There’s not a day that goes by where my assumptions and those of my team aren’t challenged as we work through designing learning and performance solutions for a global, multigenerational workforce in an
enterprise faced with competing internal and external business priorities.
As anyone who does any kind of design work knows, it’s not only easy, but actually quite pleasant to plan and design learning, performance support or any other strategy in a vacuum. There is no one to contradict your views or approaches, you meet your timelines, and as far as you know, everything is on track. Without seeking input and getting those sanity checks, however, the truth is that it’s impossible to ever really hit the mark.
When I first started working in technical communications and learning, seeking input and feedback from those I was trying to support often seemed overly time consuming and a bit scary.
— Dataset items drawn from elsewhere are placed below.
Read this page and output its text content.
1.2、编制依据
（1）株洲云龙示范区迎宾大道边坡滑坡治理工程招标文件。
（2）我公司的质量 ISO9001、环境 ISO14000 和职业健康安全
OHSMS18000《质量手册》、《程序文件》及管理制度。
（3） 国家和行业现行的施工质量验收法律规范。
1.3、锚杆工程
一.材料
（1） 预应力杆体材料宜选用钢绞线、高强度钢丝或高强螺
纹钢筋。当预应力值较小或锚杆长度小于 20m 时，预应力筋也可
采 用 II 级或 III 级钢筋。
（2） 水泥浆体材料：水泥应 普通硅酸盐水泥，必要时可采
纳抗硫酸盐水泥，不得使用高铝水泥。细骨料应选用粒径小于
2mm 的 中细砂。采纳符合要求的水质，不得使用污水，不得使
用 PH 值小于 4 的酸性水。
I’m sure many of you reading this can remember some of the first direct feedback you received, especially if it turned out you were completely on the wrong path. You would probably agree that it didn’t take long, however, to figure out that the only way we could ensure that we were designing the right support or solution, was by bringing the workforce we were designing for into the conversation earlier and keeping that conversation going.
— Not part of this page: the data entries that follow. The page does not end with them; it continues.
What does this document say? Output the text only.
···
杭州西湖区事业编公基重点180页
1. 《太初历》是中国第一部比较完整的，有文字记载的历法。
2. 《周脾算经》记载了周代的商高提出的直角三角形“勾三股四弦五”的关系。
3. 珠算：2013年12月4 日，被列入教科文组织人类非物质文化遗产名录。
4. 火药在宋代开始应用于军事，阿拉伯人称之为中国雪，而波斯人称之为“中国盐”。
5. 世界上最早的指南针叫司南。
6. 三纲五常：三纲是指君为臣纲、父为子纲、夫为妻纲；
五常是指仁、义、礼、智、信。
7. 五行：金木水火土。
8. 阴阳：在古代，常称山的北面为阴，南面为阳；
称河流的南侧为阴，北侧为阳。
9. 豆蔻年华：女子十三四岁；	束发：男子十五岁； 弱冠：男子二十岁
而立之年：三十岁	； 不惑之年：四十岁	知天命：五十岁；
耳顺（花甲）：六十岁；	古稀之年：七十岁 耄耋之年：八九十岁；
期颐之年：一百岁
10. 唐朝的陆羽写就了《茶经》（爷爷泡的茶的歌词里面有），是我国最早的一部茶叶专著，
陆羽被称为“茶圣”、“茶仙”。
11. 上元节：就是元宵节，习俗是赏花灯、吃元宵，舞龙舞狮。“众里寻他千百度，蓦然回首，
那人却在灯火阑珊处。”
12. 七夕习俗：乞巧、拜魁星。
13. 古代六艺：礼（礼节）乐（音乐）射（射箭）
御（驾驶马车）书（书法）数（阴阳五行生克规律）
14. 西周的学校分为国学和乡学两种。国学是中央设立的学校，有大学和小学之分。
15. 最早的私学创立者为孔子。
The conversation itself doesn’t have to be terribly formal. Actually, I often find the more informal the better. Hallway conversations, quick huddles and focusing on creating opportunities in what are often already existing practices in your workplace can work really well. For example, if you have access to social platforms, you can create great digital spaces that allow room for a conversation to begin and grow at any time during the process or workflow.
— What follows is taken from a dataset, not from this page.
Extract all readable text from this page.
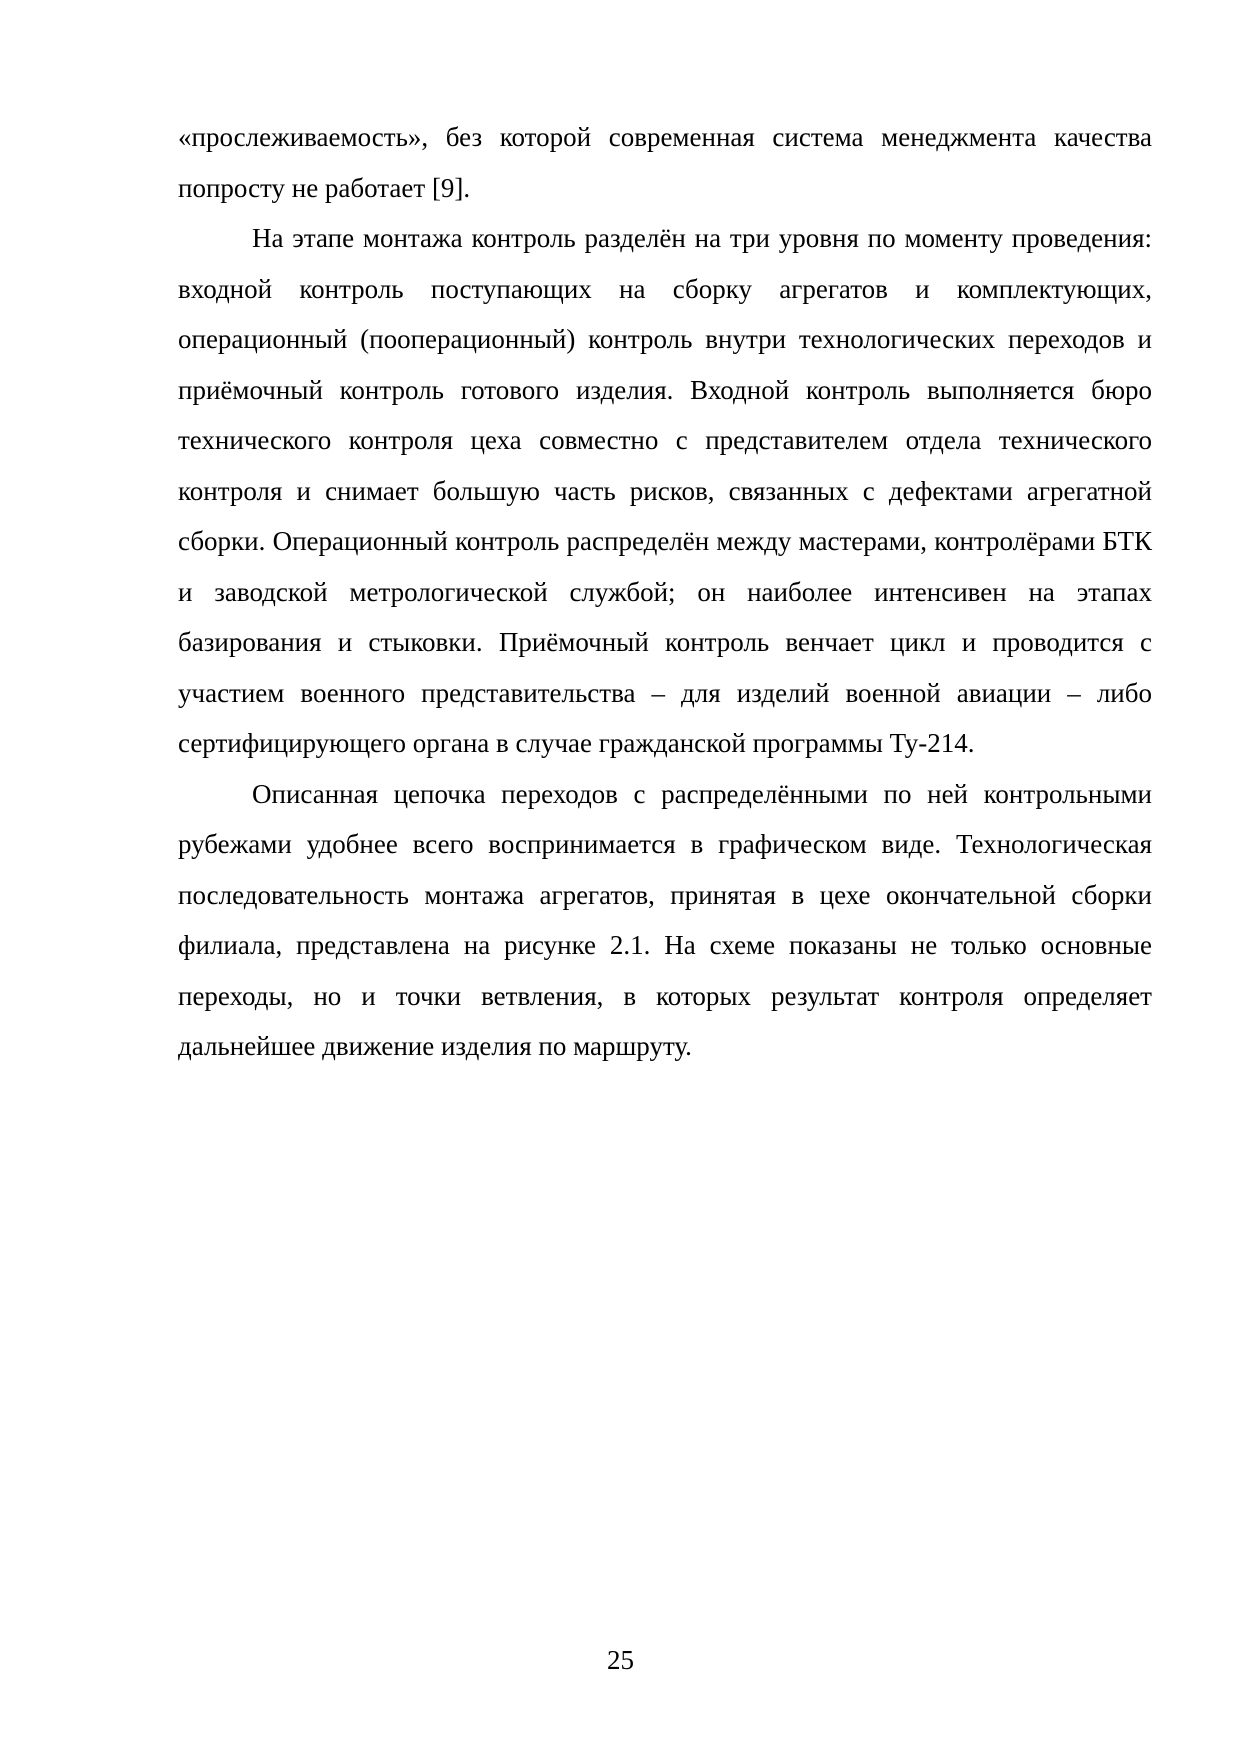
«прослеживаемость», без которой современная система менеджмента качества попросту не работает [9].

На этапе монтажа контроль разделён на три уровня по моменту проведения: входной контроль поступающих на сборку агрегатов и комплектующих, операционный (пооперационный) контроль внутри технологических переходов и приёмочный контроль готового изделия. Входной контроль выполняется бюро технического контроля цеха совместно с представителем отдела технического контроля и снимает большую часть рисков, связанных с дефектами агрегатной сборки. Операционный контроль распределён между мастерами, контролёрами БТК и заводской метрологической службой; он наиболее интенсивен на этапах базирования и стыковки. Приёмочный контроль венчает цикл и проводится с участием военного представительства – для изделий военной авиации – либо сертифицирующего органа в случае гражданской программы Ту-214.

Описанная цепочка переходов с распределёнными по ней контрольными рубежами удобнее всего воспринимается в графическом виде. Технологическая последовательность монтажа агрегатов, принятая в цехе окончательной сборки филиала, представлена на рисунке 2.1. На схеме показаны не только основные переходы, но и точки ветвления, в которых результат контроля определяет дальнейшее движение изделия по маршруту.

25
On my side of things, we’ve recently started experimenting with a small cohort of employees that are supporting new products and solutions using an internal social platform. The primary goal of the space is not really to support active learning as it is more vehicle for feedback and input. Specifically, it allows the cohort to let us know where they might still be experiencing challenges, or more importantly, share new challenges in their workflow that we may not have otherwise known about until a much larger gap developed. In this approach, we’re not expecting the conversation to become a permanent entity, but instead more a means of getting closer to the workforce we support, especially during time periods where things are really new, or where they are experiencing constant or significant periods of change. By taking this approach, we keep the conversation going, instead of only relying on the traditional one point in time measure (that is usually saved for the instructional design process) and is often too little too late.